Breast cancer survivors (n = 12) | |
---|---|
Social demographics | |
Age, years [mean ± SD] | 55 ± 13 |
Race [no. (%)] | |
Caucasian | 8 (66.7%) |
African American | 3 (25.0%) |
Other | 1 (8.3%) |
Body mass index, kg/m2 [mean ± SD] | 30.4 ± 5.1 |
Waist circumference, cm [mean ± SD] | 89.1 ± 9.9 |
Cancer status | |
Months since diagnosis [mean ± SD] | 54 ± 56 |
Cancer stage [no. (%)] | |
DCISa | 2 (16.7%) |
1 | 4 (33.3%) |
2 | 4 (33.3%) |
3 | 2 (16.7%) |
Chemotherapy (yes) [no. (%)] | 8 (66.7%) |
Radiation yes [no. (%)] | 7 (58.3%) |
Health measures | |
Cardiorespiratory fitness, mL/kg/min [mean ± SD] | 20.2 ± 3.7 |
Fiber intake, grams [mean ± SD] | 14.9 ± 6.4 |
Post-menopausal (yes) [no. (%)]b | 10 (83.3%) |
Current smoker (yes) [no. (%)] | 1 (8.3%) |
Psychosocial measuresc | |
Anxietyd | 6 ± 3 |
Depressiond | 3 ± 3 |
Fatigue interferencee | 3 ± 2 |
Fatigue intensitye | 4 ± 1 |
Sleep dysfunctionf | 8 ± 4 |
Gastrointestinal history | |
GI disease [no. (%)] | |
Irritable bowel syndrome | 2 (16.7%) |
Inflammatory bowel disease | 0 (0.0%) |
Surgery [no. (%)] | |
Gastric bypass or bowel resection | 0 (0.0%) |
DCIS = ductal carcinoma in situ,
1 participant did not report menopausal status,
Higher scores for anxiety, depression, fatigue, and sleep dysfunction indicate greater disturbances,
Anxiety and depression = 14-item Hospital Anxiety and Depression Scale (0–21 scale for each),
Fatigue = Fatigue Symptom Inventory (1–10 scale),
Sleep dysfunction = Pittsburgh Sleep Quality Index (0–21 scale).

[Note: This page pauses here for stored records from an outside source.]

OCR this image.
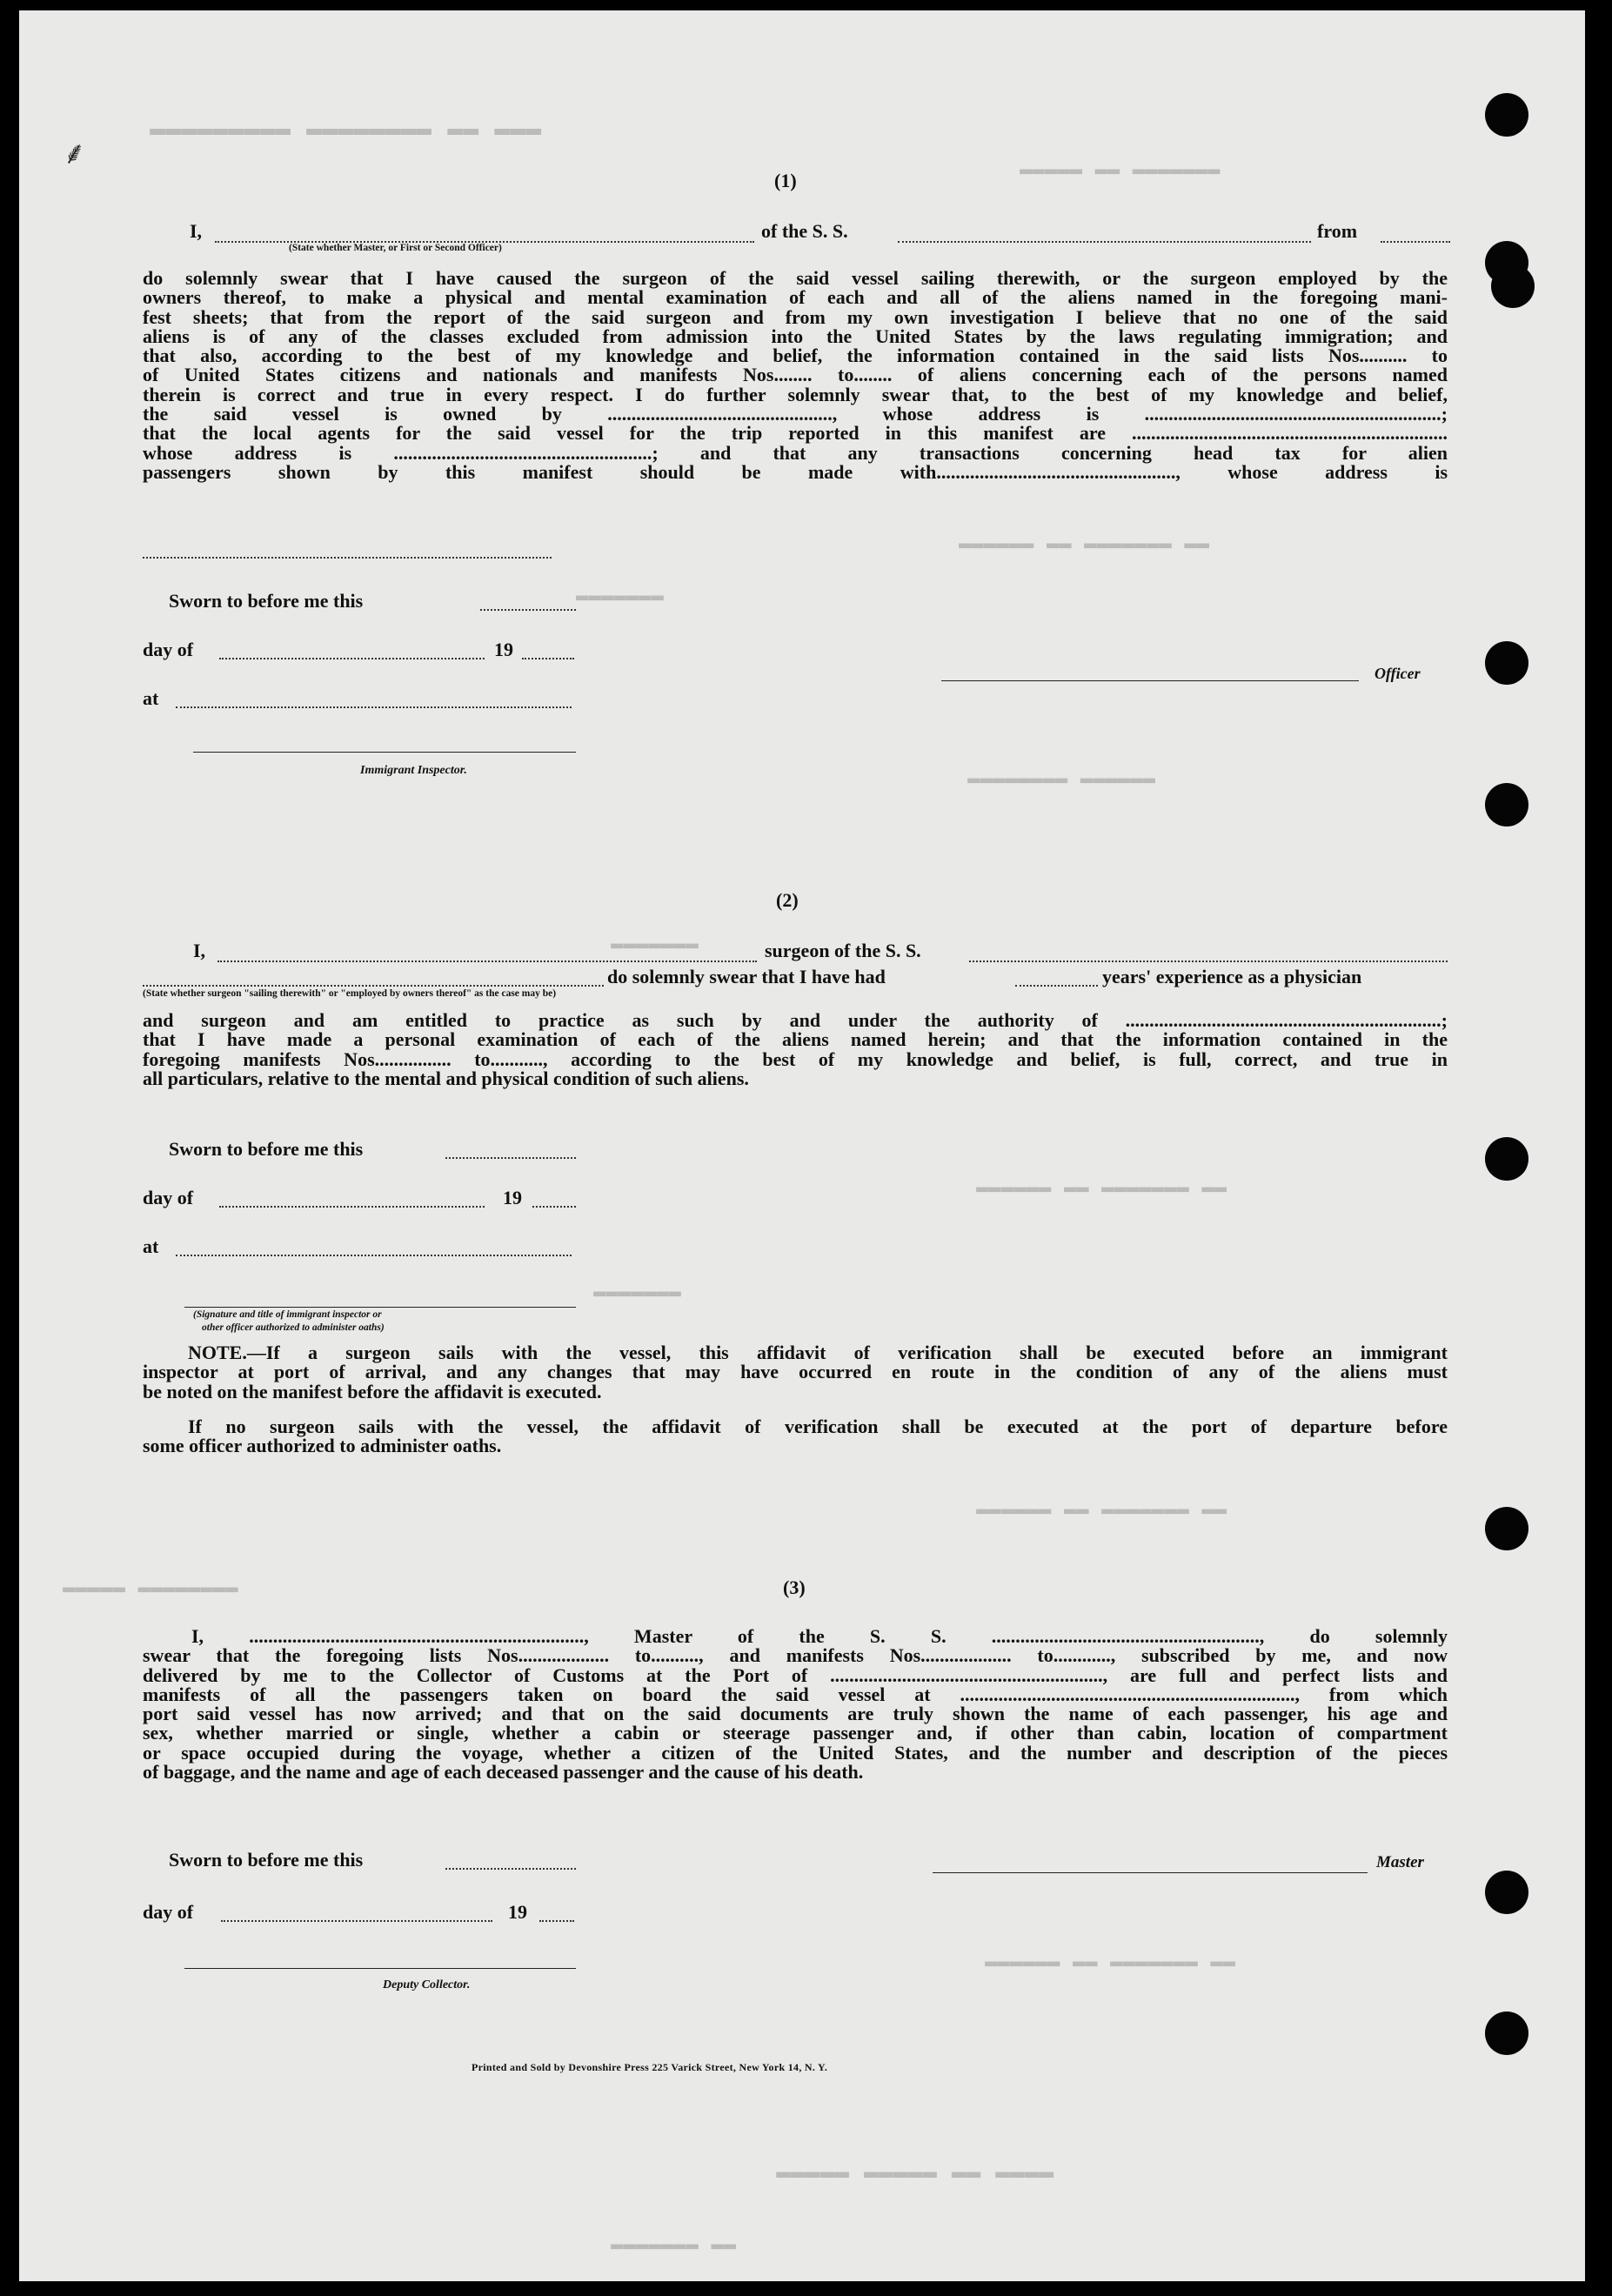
▬▬▬ ▬▬ ▬▬▬▬▬▬▬▬ ▬▬▬▬▬▬▬▬▬
▬▬▬▬▬▬▬ ▬▬ ▬▬▬▬▬
▬▬ ▬▬▬▬▬▬▬ ▬▬ ▬▬▬▬▬▬
▬▬▬▬▬▬▬
▬▬▬▬▬▬ ▬▬▬▬▬▬▬▬
▬▬▬▬▬▬▬
▬▬ ▬▬▬▬▬▬▬ ▬▬ ▬▬▬▬▬▬
▬▬▬▬▬▬▬
▬▬ ▬▬▬▬▬▬▬ ▬▬ ▬▬▬▬▬▬
▬▬▬▬▬▬▬▬ ▬▬▬▬▬
▬▬ ▬▬▬▬▬▬▬ ▬▬ ▬▬▬▬▬▬
▬▬▬▬ ▬▬ ▬▬▬▬▬ ▬▬▬▬▬
▬▬ ▬▬▬▬▬▬▬
⸙
(1)
I,
(State whether Master, or First or Second Officer)
of the S. S.	from
do solemnly swear that I have caused the surgeon of the said vessel sailing therewith, or the surgeon employed by the
owners thereof, to make a physical and mental examination of each and all of the aliens named in the foregoing mani-
fest sheets; that from the report of the said surgeon and from my own investigation I believe that no one of the said
aliens is of any of the classes excluded from admission into the United States by the laws regulating immigration; and
that also, according to the best of my knowledge and belief, the information contained in the said lists Nos.......... to
of United States citizens and nationals and manifests Nos........ to........ of aliens concerning each of the persons named
therein is correct and true in every respect. I do further solemnly swear that, to the best of my knowledge and belief,
the said vessel is owned by ..............................................., whose address is ..............................................................;
that the local agents for the said vessel for the trip reported in this manifest are ..................................................................
whose address is ......................................................; and that any transactions concerning head tax for alien
passengers shown by this manifest should be made with.................................................., whose address is
Sworn to before me this
day of	19
at
Officer
Immigrant Inspector.
(2)
I,	surgeon of the S. S.
do solemnly swear that I have had	years' experience as a physician
(State whether surgeon "sailing therewith" or "employed by owners thereof" as the case may be)
and surgeon and am entitled to practice as such by and under the authority of ..................................................................;
that I have made a personal examination of each of the aliens named herein; and that the information contained in the
foregoing manifests Nos................ to..........., according to the best of my knowledge and belief, is full, correct, and true in
all particulars, relative to the mental and physical condition of such aliens.
Sworn to before me this
day of	19
at
(Signature and title of immigrant inspector or
other officer authorized to administer oaths)
NOTE.—If a surgeon sails with the vessel, this affidavit of verification shall be executed before an immigrant
inspector at port of arrival, and any changes that may have occurred en route in the condition of any of the aliens must
be noted on the manifest before the affidavit is executed.
If no surgeon sails with the vessel, the affidavit of verification shall be executed at the port of departure before
some officer authorized to administer oaths.
(3)
I, ......................................................................, Master of the S. S. ........................................................, do solemnly
swear that the foregoing lists Nos................... to.........., and manifests Nos................... to............, subscribed by me, and now
delivered by me to the Collector of Customs at the Port of ........................................................., are full and perfect lists and
manifests of all the passengers taken on board the said vessel at ......................................................................, from which
port said vessel has now arrived; and that on the said documents are truly shown the name of each passenger, his age and
sex, whether married or single, whether a cabin or steerage passenger and, if other than cabin, location of compartment
or space occupied during the voyage, whether a citizen of the United States, and the number and description of the pieces
of baggage, and the name and age of each deceased passenger and the cause of his death.
Sworn to before me this	Master
day of	19
Deputy Collector.
Printed and Sold by Devonshire Press 225 Varick Street, New York 14, N. Y.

Using weighted UniFrac clustering, significant differences in beta diversity were found for anxiety (p = 0.022) and fatigue interference (p = 0.01) at the latest time point suggesting shifts in taxa relative abundance, while sleep dysfunction (p = 0.056) and fatigue intensity (p=0.086) trended toward significance. Using unweighted UniFrac clustering, significant differences in beta diversity were found for cardiorespiratory fitness (p = 0.026) at the latest time point suggesting changes in specific taxa present. There were no significant differences in beta diversity for depression or fatigue intensity (p > 0.05 for weighted and unweighted UniFrac clustering). Of note, the two participants with the lowest baseline cardiorespiratory fitness and the largest magnitude improvements in cardiorespiratory fitness showed striking microbial diversity clustering at the latest time point (Figure 1). To ensure that differences in beta diversity were due to the changes in fitness and psychosocial measures, we performed the same clustering analyses using microbiome samples from the baseline time point. We found no significant differences in beta diversity with the baseline samples using any of the clustering methods (p > 0.05). In addition, number of participant comorbid medical conditions was not associated with beta diversity at baseline (p > 0.05) or follow-up (p > 0.05). There were no statistically significant associations between cancer factors (e.g., stage and treatment type) and alpha/beta diversity at baseline (p > 0.05). Paired t-test analyses indicated there were no statistically significant changes in carbohydrate intake, fiber intake or BMI from baseline to follow-up (p > 0.05). Additionally, there was no statistically significant association between change in self-reported amount of carbohydrate or fiber consumed and change in cardiorespiratory fitness (p > 0.05).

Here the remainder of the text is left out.